As crenças e valores de como cuidar de pessoas que usam drogas, e de uma forma geral das pessoas com sofrimento mental, ainda sofrem influências de determinados modos de pensar que valorizam a medicalização, a internação, dentre outras estratégias possíveis. Exemplos desta realidade estão explícitos no trabalho de Lucchese et al (2009), quando, ao entrevistar um profissional da atenção básica, ouviu “O atendimento na área de saúde mental feito na unidade acaba se restringindo à medicalização...” (p.2036), traduzindo uma forma de cuidar. Importante notar também, que no mesmo artigo, agentes comunitários de saúde disseram: “Tem um sintoma diferente do outro. Nenhum é igual. Assim como todos nós... a gente tem as nossas diferenças. A gente tem que trabalhar com diferenças” (p.2039) e também “... Eu chego na casa dela, começo a conversar com ela, assunto que não tem nada a ver, às vezes até sobre o quintal, da casa dela, algum assunto, de repente ela tá sorrindo e passa aquela agressividade” (p.2039).

Reflexão

O reflexo clínico da proposição de diversificação de respostas se dá no cotidiano do cuidado destas pessoas.
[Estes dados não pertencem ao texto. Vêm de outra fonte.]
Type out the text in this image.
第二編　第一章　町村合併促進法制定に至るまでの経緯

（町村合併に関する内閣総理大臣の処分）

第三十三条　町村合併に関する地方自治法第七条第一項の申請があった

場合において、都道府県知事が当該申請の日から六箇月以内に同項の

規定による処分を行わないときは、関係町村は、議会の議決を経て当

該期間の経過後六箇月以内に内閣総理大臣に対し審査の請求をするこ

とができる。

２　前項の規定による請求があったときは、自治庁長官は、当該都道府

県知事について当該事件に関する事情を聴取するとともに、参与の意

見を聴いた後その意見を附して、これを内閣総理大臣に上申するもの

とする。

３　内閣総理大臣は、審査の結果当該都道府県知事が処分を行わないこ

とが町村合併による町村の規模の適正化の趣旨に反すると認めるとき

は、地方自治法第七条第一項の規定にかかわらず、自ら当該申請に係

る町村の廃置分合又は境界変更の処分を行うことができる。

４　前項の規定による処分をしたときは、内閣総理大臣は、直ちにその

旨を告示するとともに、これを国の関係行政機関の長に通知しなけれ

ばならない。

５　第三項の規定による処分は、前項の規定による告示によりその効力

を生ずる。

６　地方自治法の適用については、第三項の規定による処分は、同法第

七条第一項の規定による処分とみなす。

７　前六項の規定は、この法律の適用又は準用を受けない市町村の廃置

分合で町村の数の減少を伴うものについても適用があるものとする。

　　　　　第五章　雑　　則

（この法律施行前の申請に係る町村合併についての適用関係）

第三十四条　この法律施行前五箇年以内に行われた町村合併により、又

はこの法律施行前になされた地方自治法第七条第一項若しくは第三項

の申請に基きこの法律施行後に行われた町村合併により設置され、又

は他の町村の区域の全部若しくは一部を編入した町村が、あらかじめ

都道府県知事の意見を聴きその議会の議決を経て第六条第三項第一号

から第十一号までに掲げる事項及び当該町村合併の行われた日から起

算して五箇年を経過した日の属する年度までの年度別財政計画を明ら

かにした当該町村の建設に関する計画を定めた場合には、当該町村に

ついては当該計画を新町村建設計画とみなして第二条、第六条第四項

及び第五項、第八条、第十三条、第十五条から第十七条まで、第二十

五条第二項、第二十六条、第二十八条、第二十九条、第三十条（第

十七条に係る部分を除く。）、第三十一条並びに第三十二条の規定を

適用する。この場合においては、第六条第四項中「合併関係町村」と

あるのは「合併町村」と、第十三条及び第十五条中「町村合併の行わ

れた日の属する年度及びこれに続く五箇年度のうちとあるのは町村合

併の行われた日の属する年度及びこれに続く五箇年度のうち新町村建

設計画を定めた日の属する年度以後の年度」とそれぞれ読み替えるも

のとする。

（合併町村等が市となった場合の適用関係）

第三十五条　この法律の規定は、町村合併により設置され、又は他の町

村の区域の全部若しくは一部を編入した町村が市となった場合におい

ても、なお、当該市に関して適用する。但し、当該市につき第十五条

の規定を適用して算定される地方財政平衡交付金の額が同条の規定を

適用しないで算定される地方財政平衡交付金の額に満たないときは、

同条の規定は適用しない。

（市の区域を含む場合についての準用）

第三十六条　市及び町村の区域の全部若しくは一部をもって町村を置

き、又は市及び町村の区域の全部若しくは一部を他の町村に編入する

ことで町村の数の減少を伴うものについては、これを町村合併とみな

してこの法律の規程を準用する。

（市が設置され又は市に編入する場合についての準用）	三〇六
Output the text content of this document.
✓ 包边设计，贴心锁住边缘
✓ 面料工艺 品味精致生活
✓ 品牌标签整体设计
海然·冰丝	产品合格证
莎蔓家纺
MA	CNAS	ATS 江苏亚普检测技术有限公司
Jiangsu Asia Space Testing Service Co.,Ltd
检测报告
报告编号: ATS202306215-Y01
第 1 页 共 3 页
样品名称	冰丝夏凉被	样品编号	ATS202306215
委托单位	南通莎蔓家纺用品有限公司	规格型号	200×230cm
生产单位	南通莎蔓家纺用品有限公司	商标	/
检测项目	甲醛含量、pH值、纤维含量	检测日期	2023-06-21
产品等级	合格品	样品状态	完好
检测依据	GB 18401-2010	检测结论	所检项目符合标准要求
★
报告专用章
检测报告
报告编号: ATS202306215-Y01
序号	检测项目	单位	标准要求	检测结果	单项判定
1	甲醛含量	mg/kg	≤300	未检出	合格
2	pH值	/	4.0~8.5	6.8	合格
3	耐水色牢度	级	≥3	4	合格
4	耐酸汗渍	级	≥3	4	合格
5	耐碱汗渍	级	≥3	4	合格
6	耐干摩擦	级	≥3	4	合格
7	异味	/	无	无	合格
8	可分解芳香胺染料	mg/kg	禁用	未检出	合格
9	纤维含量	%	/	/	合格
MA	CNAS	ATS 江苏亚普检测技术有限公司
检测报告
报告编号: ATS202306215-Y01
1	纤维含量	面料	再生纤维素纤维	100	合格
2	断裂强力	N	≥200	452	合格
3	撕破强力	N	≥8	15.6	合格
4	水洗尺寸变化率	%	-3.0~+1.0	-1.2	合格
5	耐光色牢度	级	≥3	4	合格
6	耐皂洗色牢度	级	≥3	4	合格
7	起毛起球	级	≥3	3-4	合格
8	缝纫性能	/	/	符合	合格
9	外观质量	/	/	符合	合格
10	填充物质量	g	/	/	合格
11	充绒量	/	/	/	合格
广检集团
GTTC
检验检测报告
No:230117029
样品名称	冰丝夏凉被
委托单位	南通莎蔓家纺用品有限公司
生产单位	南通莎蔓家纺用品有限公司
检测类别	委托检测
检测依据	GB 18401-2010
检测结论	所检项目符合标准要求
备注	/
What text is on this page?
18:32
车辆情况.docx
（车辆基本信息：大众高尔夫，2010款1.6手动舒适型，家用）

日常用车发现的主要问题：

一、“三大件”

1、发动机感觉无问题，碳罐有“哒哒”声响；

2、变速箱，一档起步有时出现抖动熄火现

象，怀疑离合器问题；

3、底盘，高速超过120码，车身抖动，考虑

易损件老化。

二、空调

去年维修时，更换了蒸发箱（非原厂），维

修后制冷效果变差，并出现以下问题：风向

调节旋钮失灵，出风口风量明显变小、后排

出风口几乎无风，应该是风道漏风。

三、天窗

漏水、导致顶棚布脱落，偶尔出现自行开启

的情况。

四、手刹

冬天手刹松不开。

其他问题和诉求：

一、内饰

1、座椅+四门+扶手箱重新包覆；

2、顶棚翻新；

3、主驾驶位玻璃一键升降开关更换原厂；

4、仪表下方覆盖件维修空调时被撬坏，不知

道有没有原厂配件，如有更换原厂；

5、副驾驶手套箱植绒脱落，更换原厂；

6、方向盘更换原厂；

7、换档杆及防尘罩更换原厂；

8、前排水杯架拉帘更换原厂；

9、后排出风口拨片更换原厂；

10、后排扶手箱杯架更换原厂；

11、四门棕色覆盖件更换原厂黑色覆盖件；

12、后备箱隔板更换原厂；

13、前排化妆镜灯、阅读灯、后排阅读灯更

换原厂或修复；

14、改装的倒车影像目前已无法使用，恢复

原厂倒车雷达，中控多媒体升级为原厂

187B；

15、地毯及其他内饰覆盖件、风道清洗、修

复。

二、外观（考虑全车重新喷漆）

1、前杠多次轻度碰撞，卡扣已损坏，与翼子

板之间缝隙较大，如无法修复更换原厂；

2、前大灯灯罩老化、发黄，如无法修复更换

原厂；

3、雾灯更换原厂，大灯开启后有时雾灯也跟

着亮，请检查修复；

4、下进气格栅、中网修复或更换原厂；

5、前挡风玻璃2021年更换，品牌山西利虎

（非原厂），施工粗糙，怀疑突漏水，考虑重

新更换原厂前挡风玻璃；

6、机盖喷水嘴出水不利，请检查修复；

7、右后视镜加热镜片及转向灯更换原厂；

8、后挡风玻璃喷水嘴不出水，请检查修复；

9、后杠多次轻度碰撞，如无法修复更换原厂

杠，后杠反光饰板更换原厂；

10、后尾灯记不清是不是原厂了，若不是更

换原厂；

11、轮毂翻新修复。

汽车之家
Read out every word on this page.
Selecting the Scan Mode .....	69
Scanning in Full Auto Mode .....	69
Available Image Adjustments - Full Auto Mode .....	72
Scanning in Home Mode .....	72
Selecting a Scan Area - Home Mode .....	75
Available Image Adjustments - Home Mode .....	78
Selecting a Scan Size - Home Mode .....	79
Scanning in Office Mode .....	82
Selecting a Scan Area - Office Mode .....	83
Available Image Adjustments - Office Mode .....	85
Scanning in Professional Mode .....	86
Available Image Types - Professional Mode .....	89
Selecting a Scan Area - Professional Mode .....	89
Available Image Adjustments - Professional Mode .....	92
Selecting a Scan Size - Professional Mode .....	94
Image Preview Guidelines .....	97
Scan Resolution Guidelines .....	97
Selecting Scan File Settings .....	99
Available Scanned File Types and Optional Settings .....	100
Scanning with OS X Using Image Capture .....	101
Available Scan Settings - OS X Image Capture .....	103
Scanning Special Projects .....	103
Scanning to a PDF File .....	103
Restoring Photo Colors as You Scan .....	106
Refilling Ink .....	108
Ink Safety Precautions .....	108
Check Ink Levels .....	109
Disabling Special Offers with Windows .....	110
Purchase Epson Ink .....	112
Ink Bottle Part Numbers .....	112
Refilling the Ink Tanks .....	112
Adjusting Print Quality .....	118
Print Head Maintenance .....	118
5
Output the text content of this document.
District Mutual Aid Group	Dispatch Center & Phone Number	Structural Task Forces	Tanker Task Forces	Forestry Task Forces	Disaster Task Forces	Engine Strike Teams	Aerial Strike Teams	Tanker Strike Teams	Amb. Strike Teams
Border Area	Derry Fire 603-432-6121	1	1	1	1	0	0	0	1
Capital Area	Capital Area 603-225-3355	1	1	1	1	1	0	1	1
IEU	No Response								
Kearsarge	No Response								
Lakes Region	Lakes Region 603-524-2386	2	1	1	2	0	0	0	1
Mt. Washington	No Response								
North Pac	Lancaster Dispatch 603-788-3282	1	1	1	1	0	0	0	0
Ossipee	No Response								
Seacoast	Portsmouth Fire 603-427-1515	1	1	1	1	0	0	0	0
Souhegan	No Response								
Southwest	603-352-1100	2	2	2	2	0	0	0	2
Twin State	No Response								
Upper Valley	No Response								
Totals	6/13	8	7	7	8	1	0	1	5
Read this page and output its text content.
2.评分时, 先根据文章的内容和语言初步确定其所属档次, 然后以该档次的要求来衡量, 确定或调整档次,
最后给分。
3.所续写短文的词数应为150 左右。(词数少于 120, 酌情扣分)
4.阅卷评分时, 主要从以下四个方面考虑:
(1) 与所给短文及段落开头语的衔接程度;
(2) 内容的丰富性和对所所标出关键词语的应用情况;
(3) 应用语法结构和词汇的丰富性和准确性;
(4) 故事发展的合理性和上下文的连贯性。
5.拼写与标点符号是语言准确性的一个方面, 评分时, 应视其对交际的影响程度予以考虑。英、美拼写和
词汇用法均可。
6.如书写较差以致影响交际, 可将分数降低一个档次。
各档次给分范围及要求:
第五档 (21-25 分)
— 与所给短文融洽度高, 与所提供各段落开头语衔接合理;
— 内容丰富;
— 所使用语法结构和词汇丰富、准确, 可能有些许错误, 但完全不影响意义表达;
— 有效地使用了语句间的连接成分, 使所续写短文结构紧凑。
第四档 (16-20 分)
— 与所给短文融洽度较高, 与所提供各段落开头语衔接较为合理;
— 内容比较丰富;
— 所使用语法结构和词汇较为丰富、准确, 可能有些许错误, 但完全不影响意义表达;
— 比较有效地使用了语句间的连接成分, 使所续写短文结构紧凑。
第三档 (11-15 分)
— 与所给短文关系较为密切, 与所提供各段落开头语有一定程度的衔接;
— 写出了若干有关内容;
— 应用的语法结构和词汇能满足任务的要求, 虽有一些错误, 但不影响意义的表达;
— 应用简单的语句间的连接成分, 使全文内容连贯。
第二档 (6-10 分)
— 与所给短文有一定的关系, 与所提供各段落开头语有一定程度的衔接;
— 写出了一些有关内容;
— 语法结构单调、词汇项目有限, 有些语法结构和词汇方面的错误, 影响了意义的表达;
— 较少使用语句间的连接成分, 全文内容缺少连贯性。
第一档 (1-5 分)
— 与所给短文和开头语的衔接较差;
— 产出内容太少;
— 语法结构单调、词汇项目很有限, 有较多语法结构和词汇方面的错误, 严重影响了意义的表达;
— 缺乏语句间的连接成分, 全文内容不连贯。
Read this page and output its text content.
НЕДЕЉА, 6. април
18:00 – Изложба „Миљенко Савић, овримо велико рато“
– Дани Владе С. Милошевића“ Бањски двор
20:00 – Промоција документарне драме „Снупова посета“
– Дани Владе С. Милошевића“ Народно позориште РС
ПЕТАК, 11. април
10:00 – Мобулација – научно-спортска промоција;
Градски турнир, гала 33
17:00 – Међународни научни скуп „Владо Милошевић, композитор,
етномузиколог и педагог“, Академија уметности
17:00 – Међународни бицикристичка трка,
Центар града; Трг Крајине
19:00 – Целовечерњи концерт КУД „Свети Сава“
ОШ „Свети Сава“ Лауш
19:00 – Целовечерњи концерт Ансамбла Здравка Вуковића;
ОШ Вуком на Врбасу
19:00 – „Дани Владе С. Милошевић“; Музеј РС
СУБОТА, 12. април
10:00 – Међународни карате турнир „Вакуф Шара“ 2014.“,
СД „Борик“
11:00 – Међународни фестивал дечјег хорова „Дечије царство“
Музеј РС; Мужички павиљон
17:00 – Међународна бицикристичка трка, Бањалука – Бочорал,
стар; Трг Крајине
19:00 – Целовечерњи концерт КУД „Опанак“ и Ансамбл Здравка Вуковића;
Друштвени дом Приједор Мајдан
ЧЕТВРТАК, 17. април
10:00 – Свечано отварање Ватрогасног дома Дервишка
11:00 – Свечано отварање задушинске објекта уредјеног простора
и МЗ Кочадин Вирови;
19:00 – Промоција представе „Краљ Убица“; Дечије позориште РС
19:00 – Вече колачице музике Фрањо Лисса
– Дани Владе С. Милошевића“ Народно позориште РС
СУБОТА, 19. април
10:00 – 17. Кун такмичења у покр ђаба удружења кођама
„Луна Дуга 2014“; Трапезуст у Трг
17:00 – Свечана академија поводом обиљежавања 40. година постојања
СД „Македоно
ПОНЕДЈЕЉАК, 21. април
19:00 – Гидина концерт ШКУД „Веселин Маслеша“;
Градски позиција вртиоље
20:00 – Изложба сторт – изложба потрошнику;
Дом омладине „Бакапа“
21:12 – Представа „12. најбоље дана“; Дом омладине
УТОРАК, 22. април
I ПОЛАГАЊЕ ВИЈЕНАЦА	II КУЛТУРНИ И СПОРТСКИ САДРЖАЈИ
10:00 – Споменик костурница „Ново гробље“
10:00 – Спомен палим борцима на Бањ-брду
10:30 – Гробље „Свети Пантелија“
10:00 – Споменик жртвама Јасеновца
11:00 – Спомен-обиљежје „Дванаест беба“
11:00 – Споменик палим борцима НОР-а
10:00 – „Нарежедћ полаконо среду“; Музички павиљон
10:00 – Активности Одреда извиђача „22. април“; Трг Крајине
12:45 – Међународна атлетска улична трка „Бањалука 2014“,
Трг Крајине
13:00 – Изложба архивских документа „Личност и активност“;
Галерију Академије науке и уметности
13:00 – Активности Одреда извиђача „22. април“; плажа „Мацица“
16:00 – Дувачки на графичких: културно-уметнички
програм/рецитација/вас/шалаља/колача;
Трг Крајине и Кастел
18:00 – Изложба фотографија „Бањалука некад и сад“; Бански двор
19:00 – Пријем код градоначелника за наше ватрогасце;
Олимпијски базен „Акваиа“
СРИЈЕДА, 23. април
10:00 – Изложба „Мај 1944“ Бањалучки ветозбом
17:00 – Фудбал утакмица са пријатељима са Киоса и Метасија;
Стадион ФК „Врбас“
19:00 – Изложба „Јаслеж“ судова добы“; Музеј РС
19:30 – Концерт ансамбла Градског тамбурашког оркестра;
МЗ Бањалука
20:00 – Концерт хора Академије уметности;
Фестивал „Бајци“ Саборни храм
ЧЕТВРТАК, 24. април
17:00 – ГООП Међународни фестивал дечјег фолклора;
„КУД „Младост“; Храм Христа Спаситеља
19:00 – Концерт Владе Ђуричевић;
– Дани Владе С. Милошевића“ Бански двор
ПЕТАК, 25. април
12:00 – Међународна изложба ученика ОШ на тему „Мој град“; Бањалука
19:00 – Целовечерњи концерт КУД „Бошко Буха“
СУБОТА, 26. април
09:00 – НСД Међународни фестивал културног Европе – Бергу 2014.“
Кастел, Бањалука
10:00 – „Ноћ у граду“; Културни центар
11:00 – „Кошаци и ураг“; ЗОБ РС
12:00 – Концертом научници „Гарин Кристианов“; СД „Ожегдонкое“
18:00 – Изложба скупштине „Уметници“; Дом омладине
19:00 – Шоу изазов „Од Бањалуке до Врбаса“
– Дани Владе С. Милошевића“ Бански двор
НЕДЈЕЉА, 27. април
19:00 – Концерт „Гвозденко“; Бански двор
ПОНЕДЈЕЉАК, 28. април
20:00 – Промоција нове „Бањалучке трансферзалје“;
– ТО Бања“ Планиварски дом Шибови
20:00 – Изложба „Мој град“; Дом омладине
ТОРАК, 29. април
Por exemplo: quantas vezes já ouvimos que o fulano foi internado 8 vezes e voltou a usar drogas? Em quantos momentos percebemos que o usuário sob nosso cuidado necessita de uma intervenção que o nosso serviço não oferece? Qualquer profissional que trabalha na ponta já se fez estas perguntas. Por outro lado, o contrário também é recorrente. Quantas vezes encaminhamos um usuário para outro serviço antes mesmo de conhecê-lo?

Reflexão

Da mesma forma que as alternativas sanitárias são múltiplas, os resultados esperados a partir delas são diversos, consequentemente. A abstinência é apenas um deles, apesar de ser considerado como o principal resultado a ser buscado. No entanto, como esperado, as respostas aos tratamentos variam de pessoa para pessoa e as taxas de abstinência prolongada não são altas (MARSDEN et al. 2009). Neste sentido, é fundamental que sejam considerados como “sucesso no tratamento” outras características, além da interrupção do consumo de drogas.

Por exemplo, se associamos outros marcadores como funcionamento social e pessoal, riscos de segurança e saúde pública, propostos pela Organização Mundial da Saúde, a avaliação dos resultados do tratamento certamente fica mais complexa, mas, ao mesmo tempo, mais ampla. O tratamento pode ser considerado como bem sucedido mesmo se o consumo se mantém no mesmo nível ou reduzido. Exemplos: se o usuário continua indo ao serviço de saúde mesmo se há mudança na via de administração da droga (de injetada para fumada), se retomou vínculos com pessoas afetivamente importantes, se é possível voltar a estudar ou trabalhar. Em todas estas situações, compreende-se que a pessoa que usa drogas, progride em outros domínios da vida, aumentando sua qualidade de vida.